Die regionale Internet-Ausgabe Vesti-Kalinigrad (= Nachrichten Kaliningrad, Regionale Stelle der Allrussischen staatlichen Fernseh- und Radiogesellschaft) berichtet: 

In Deutschland hat die Zahl der Verbrechen in Verbindung mit der gesetzwidrigen Einreise der Flüchtlinge zugenommen. Das erklärte der Generalstaatsanwalt des deutschen Bundeslandes Mecklenburg-Vorpommern Helmut Trost bei seinem Auftritt am 20. September im Rahmen des Treffens der Generalstaatsanwälte des Ostseerates, das in der Stadt Swetlogorsk im Gebiet Kaliningrad stattgefunden hat.

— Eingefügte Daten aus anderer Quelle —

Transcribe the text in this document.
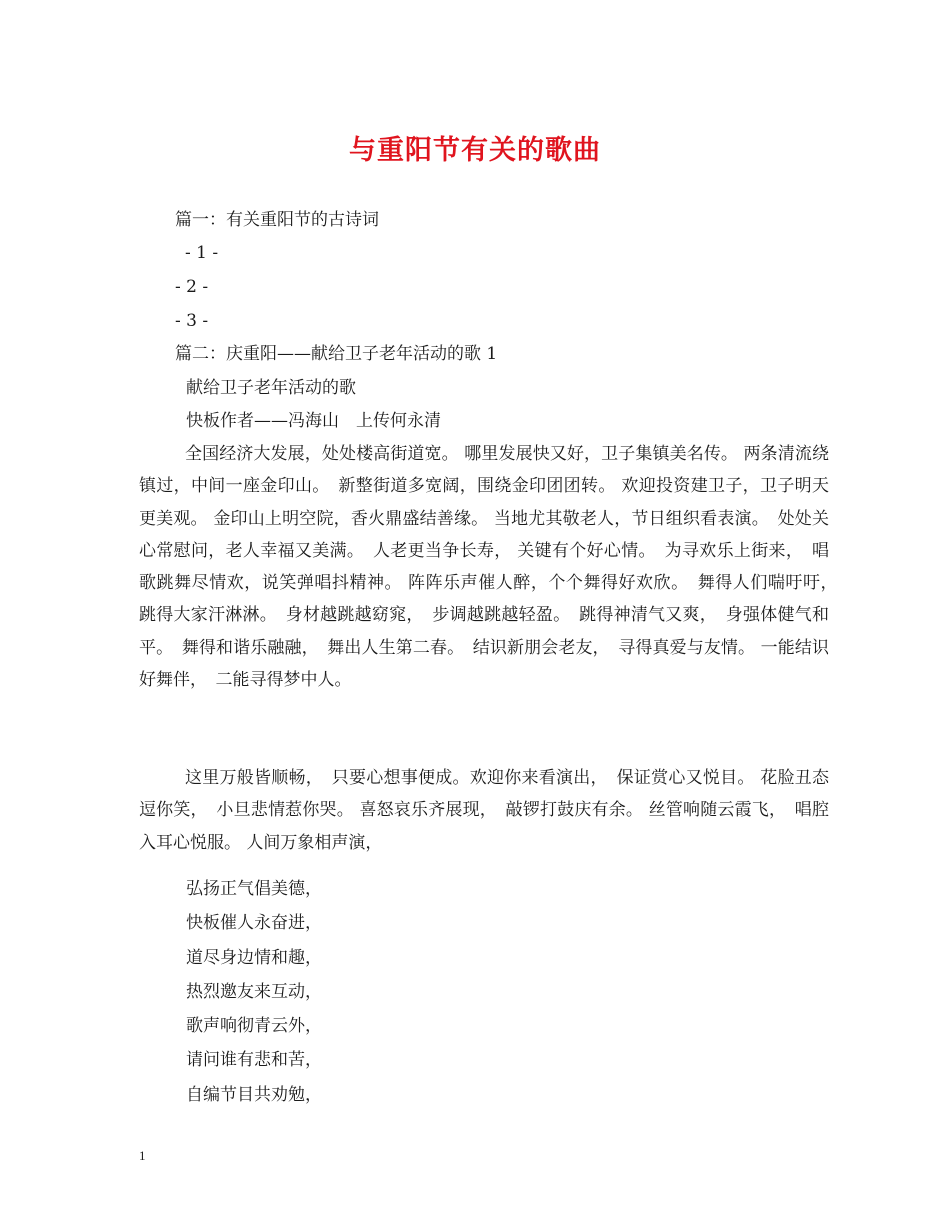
与重阳节有关的歌曲
篇一：有关重阳节的古诗词
- 1 -
- 2 -
- 3 -
篇二：庆重阳——献给卫子老年活动的歌 1
献给卫子老年活动的歌
快板作者——冯海山　上传何永清

全国经济大发展，处处楼高街道宽。 哪里发展快又好，卫子集镇美名传。 两条清流绕镇过，中间一座金印山。　新整街道多宽阔，围绕金印团团转。 欢迎投资建卫子，卫子明天更美观。 金印山上明空院，香火鼎盛结善缘。 当地尤其敬老人，节日组织看表演。　处处关心常慰问，老人幸福又美满。　人老更当争长寿， 关键有个好心情。　为寻欢乐上街来，　唱歌跳舞尽情欢，说笑弹唱抖精神。 阵阵乐声催人醉，个个舞得好欢欣。　舞得人们喘吁吁，　跳得大家汗淋淋。　身材越跳越窈窕，　步调越跳越轻盈。　跳得神清气又爽，　身强体健气和平。　舞得和谐乐融融，　舞出人生第二春。　结识新朋会老友，　寻得真爱与友情。 一能结识好舞伴，　二能寻得梦中人。

这里万般皆顺畅，　只要心想事便成。欢迎你来看演出，　保证赏心又悦目。 花脸丑态逗你笑，　小旦悲情惹你哭。 喜怒哀乐齐展现，　敲锣打鼓庆有余。 丝管响随云霞飞，　唱腔入耳心悦服。 人间万象相声演，

弘扬正气倡美德，
快板催人永奋进，
道尽身边情和趣，
热烈邀友来互动，
歌声响彻青云外，
请问谁有悲和苦，
自编节目共劝勉，
1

Seit 2015 hat sich die Zahl der Verbrechen im Zusammenhang mit der illegalen Einreise und dem Aufenthalt in Deutschland im Vergleich mit der Gesamtzahl der Straftaten deutlich erhöht, sagte der Staatsanwalt. Ein intensiver Flüchtlingsstrom hat die Situation in der Ostsee-Region beeinflusst. Die Flüchtlinge versuchen, auf der sogenannten Nordroute also über Norwegen und Finnland in die EU zu gelangen. Viele Migranten kamen nach Dänemark und Schweden durch den deutschen Hafen von Rostock, so der Staatsanwalt von MV.

Es wurden, so Trost weiter, im Jahr 2015 etwa 1 Million Flüchtlinge in Deutschland registriert, was zu einer sehr hohen Arbeitsauslastung für die Strafverfolgungsbehörden führte.

Im Jahr 2016 wurden 3670 Fälle von illegalen Grenzübergängen und 250 Fälle vom illegalen Transport durch organisierte Gruppen untersucht", berichtete der Staatsanwalt: "Die Mehrheit der Täter wird an der Grenze zwischen Deutschland und Österreich aufgedeckt, dabei fungieren Taxifahrer oft als Schlepper".

Der stellvertretende Generalstaatsanwalt von Russland Saak Karapetjan fragte seinen deutschen Kollegen, wie denn das weitere Schicksal der Flüchtlinge, die illegal nach Deutschland einreisen, aussieht.

"Zuerst werden notwendige Prozeduren durchgeführt, um zu verstehen, woher Flüchtlinge kommen. Aber wenn sie sich für den Flüchtlingsstatus bewerben, bleiben sie in Deutschland ", antwortete der deutsche Staatsanwalt.